Selain itu, penunjukan para relawan dan orang partai ini, kata dia, juga sangat tidak linier dengan kapabilitas masing-masing komisaris. Lagi-lagi, ini menjadi faktor yang membuat reformasi di dalam perusahaan pelat merah semakin sulit dilakukan.

"Kehadiran mereka tak lebih sekadar simbol dan kehadira politik semata, tanpa memberikan kontribusi apa-apa terhadap perbaikan kinerja BUMN, karena mereka tidak didukung oleh pengetahuan dan keilmuan yang terkait dengan sektor-sektor yang dijalani oleh BUMN terkait," jelas Ronny kepada CNNIndonesia.com, Rabu (12/6).

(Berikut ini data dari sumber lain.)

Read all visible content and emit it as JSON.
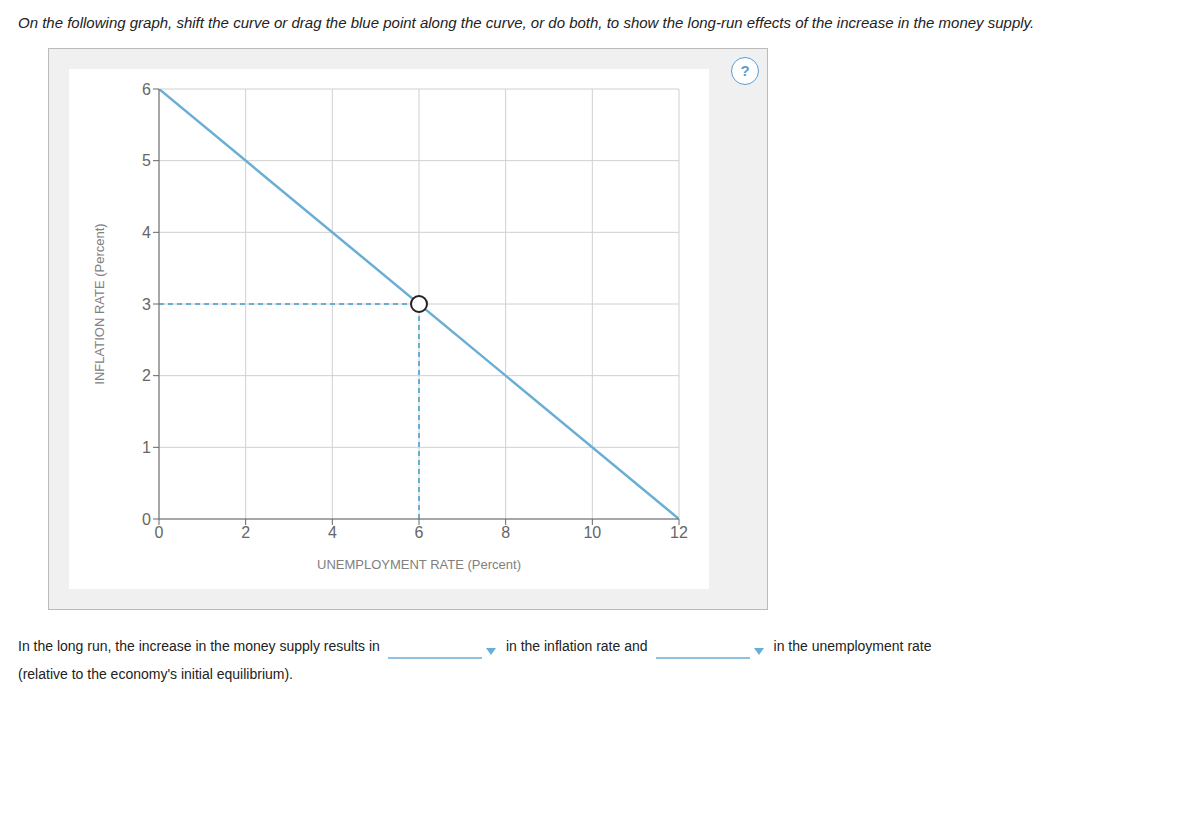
{
  "chart_data": {
    "type": "line",
    "title": "On the following graph, shift the curve or drag the blue point along the curve, or do both, to show the long-run effects of the increase in the money supply.",
    "xlabel": "UNEMPLOYMENT RATE (Percent)",
    "ylabel": "INFLATION RATE (Percent)",
    "xlim": [
      0,
      12
    ],
    "ylim": [
      0,
      6
    ],
    "xticks": [
      0,
      2,
      4,
      6,
      8,
      10,
      12
    ],
    "yticks": [
      0,
      1,
      2,
      3,
      4,
      5,
      6
    ],
    "grid": true,
    "series": [
      {
        "type": "line",
        "color": "#6aaed6",
        "x": [
          0,
          12
        ],
        "values": [
          6,
          0
        ]
      },
      {
        "type": "line",
        "line_style": "dashed",
        "color": "#6aaed6",
        "x": [
          0,
          6
        ],
        "values": [
          3,
          3
        ]
      },
      {
        "type": "line",
        "line_style": "dashed",
        "color": "#6aaed6",
        "x": [
          6,
          6
        ],
        "values": [
          0,
          3
        ]
      },
      {
        "type": "scatter",
        "marker": "circle",
        "color": "#222222",
        "x": [
          6
        ],
        "values": [
          3
        ]
      }
    ],
    "annotations": [
      "In the long run, the increase in the money supply results in",
      "in the inflation rate and",
      "in the unemployment rate",
      "(relative to the economy's initial equilibrium).",
      "?"
    ]
  }
}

Ronny menilai penunjukkan ini sebagai umpan balik atas dukungan politiknya selama ini kepada penguasa dan kepada pemenang kontestasi. Soal aturan, memang tak ada larangan relawan masuk ke dalam BUMN sebagai komisaris.

"Karena itulah selama ini BUMN acap menjadi 'ATM' partai dan politisi, karena dikunceni atau diintermediasi oleh komisaris-komisaris dari kalangan relawan dan parpol," tuturnya.

Ia berpendapat peluang anggota tim sukses menduduki kursi komisaris perusahaan pelat merah perlu ditutup. Namun menurutnya, peluang itu sangat kecil. Sebab, aturan seperti itu dipastikan akan ditentang oleh partai-partai dan politisi di parlemen karena akan menutup akses mereka kepada 'ATM' bernama BUMN.

"Artinya, selama ini sudah sering aspirasi untuk menjauhkan BUMN dari parpol dan politisi, tapi tak pernah berhasil, karena memang tak pernah didukung oleh parpol dan politisi," ujar Ronny lebih lanjut.

Di sisi lain, kursi komisaris di BUMN juga dijadikan oleh pemerintah untuk membalas jasa para relawan dan politisi yang telah memberikan dukungan. Alhasil, terjadi simbiosis mutualisme antara pemerintah dan pro politisi, serta relawan atas keberadaan mereka di jajaran komisaris perusahaan pelat merah.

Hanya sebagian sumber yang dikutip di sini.